Apretaba ya el verano la tarde en que ella se cayó de su poni. De improviso, como un fardo, dio con sus huesos en el suelo sin pronunciar una palabra. Corrí a su lado, pensando en un golpe de calor, y efectivamente estaba ardiendo. Su frente quemaba al tacto. Sufría convulsiones semejantes a los efectos de una posesión demoníaca, que la sacudían con violencia. Tenía los ojos en blanco.

—Máiuska, Máiuska, ¿qué te sucede? —La abracé, aterrado.

—Tiene fiebre —explicó mi padre—. Fiebre alta. He visto antes este cuadro. Hemos de enfriarle el cuerpo con el fin de bajársela. Busca agua.
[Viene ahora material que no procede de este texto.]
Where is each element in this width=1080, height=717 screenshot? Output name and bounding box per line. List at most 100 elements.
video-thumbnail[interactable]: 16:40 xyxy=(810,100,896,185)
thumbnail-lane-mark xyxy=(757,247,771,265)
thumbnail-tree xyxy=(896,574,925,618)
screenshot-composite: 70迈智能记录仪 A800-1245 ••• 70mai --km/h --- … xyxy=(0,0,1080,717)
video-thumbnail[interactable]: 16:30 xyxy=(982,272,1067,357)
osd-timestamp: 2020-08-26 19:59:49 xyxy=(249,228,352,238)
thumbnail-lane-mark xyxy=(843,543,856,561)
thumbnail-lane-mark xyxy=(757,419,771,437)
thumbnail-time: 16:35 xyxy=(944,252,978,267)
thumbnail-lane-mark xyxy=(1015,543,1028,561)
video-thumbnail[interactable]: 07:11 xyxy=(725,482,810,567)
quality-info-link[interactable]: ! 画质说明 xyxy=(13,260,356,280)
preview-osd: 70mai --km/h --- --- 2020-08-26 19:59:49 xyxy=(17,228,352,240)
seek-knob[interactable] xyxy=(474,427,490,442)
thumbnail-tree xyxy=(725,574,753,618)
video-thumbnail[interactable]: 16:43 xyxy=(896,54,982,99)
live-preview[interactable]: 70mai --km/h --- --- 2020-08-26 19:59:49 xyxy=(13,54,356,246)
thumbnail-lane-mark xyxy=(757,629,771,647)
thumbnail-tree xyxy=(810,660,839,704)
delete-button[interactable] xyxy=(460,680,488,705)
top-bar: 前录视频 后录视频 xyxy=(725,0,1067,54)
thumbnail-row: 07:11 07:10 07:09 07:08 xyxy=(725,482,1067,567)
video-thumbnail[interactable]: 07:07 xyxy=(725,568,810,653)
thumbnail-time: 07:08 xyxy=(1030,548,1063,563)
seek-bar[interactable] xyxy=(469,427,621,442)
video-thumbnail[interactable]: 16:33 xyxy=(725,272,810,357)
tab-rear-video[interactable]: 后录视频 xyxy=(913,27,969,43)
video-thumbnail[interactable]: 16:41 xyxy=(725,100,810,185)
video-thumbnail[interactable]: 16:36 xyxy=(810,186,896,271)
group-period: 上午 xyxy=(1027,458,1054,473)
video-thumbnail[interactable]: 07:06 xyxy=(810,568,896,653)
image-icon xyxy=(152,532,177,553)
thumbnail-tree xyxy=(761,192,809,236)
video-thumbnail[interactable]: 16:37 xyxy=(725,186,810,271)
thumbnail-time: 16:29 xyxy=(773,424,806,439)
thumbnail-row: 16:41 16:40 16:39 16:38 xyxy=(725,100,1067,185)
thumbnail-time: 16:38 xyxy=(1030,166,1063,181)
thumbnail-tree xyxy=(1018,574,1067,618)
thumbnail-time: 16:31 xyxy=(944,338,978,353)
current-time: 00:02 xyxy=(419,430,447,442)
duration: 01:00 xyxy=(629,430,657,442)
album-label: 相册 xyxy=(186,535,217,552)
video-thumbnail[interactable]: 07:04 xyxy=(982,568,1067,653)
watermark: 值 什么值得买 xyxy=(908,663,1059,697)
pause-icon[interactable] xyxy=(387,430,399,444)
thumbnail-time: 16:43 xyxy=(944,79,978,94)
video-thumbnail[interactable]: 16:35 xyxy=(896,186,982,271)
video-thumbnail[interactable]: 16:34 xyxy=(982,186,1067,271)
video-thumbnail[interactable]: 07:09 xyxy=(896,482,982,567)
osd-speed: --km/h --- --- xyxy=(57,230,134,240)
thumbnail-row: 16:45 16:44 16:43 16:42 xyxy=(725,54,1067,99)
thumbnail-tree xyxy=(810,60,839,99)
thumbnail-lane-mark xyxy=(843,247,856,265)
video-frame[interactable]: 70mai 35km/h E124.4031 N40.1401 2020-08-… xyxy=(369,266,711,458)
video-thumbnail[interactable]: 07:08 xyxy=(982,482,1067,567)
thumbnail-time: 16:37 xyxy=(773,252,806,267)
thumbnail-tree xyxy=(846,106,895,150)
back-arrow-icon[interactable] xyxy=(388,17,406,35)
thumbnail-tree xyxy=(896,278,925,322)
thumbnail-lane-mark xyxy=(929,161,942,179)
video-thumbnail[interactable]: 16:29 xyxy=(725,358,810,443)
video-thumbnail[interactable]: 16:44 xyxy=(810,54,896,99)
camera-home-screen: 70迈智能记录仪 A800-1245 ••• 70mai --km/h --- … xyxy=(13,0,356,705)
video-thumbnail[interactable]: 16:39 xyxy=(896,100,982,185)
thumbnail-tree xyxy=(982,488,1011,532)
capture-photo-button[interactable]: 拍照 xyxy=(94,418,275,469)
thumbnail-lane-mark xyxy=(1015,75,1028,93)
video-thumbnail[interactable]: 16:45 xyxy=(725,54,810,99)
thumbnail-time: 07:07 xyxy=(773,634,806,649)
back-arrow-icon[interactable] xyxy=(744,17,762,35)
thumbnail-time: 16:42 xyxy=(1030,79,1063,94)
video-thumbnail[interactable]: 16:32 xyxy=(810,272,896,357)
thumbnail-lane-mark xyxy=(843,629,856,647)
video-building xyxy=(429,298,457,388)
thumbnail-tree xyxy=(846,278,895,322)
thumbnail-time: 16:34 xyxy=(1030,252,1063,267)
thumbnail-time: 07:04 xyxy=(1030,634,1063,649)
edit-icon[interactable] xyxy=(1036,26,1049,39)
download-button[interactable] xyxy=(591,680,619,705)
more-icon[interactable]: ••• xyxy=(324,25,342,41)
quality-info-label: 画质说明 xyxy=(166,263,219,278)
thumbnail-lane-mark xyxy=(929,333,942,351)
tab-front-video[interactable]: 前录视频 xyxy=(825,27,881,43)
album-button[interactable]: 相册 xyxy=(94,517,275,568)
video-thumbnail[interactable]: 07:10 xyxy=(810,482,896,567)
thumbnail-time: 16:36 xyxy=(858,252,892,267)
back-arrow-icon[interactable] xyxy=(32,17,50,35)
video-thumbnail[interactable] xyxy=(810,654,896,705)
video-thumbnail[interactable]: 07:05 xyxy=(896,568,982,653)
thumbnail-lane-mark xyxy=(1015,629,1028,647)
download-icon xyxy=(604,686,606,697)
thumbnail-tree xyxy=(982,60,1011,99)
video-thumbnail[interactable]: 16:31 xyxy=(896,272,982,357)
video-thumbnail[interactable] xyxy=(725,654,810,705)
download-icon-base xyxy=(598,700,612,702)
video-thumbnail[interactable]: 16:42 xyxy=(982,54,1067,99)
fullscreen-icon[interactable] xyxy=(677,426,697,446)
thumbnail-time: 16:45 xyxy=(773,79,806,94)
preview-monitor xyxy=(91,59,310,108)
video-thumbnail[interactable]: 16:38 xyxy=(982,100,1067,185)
Me apresuré a poner en sus labios el odre que cargaba a la espalda, tratando de obligarla a beber, pero el líquido resbaló hasta perderse en la tierra blanda. Luego empapé un paño que le coloqué en la frente, salpicándole directamente las manos, mientras él le quitaba las botas para refrescarle los pies. Iván gritaba su nombre, tan asustado como yo. Le daba bofetadas en las mejillas, cada vez más fuertes, como si con ellas pudiera reanimarla, hasta que un gesto de mi padre le detuvo. Poco después ella recobró la conciencia, con la mirada de quien regresa de muy lejos.

Me pidió que la abrazara.

—He llegado al final —dijo en mi oído.

—No digas tonterías —rebatí, apretando el abrazo.

—Guillermo, escúchame —suplicó.

—Te vas a reponer —insistí, sordo a sus súplicas—. Eres fuerte, tienes una voluntad de hierro, estamos ya cerca de casa…

—La voluntad no puede ahuyentar a la muerte, aunque sí convocar a la vida —respondió en un susurro—. Es lo que quiero que entiendas.

—Y yo quiero que dejes de desvariar. —La ayudé a incorporarse un poco, ofreciéndole nuevamente el odre—. La fiebre te ha trastornado el juicio.

—Amor mío. —Sonrió con infinita tristeza—. Llevo semanas orinando sangre. Cada gota que sale de mi cuerpo es fuego que me abrasa las entrañas. Lo he intentado, créeme. He luchado contra este maldito mal hasta el límite de mis fuerzas, por ti, por mí, por construir nuestro sueño…

—Y lo construiremos —repliqué, llorando—. Estamos a un paso. Ten fe, sanarás en cuanto descanses un poco…

—Lo haremos, pero no en este mundo. La voluntad, como te digo, no basta para ahuyentar a la muerte, pero sí para derrotarla. No te dejes vencer por ella, júramelo por nuestro amor. Júrame que lucharás.

—Eres tú quien ha de luchar. —Besé sus manos, depositando en cada beso toda la desesperación que sentía—. Debes conseguirlo.

—Júramelo —me urgió, al borde del llanto.

—Te lo juro —acepté, sin saber muy bien a qué ataba mi palabra.

—Viviré, si tú te comprometes a honrar tu promesa.

—Entonces —respiré aliviado—, vivirás, mi dulce Máiuska, porque yo no he de rendirme.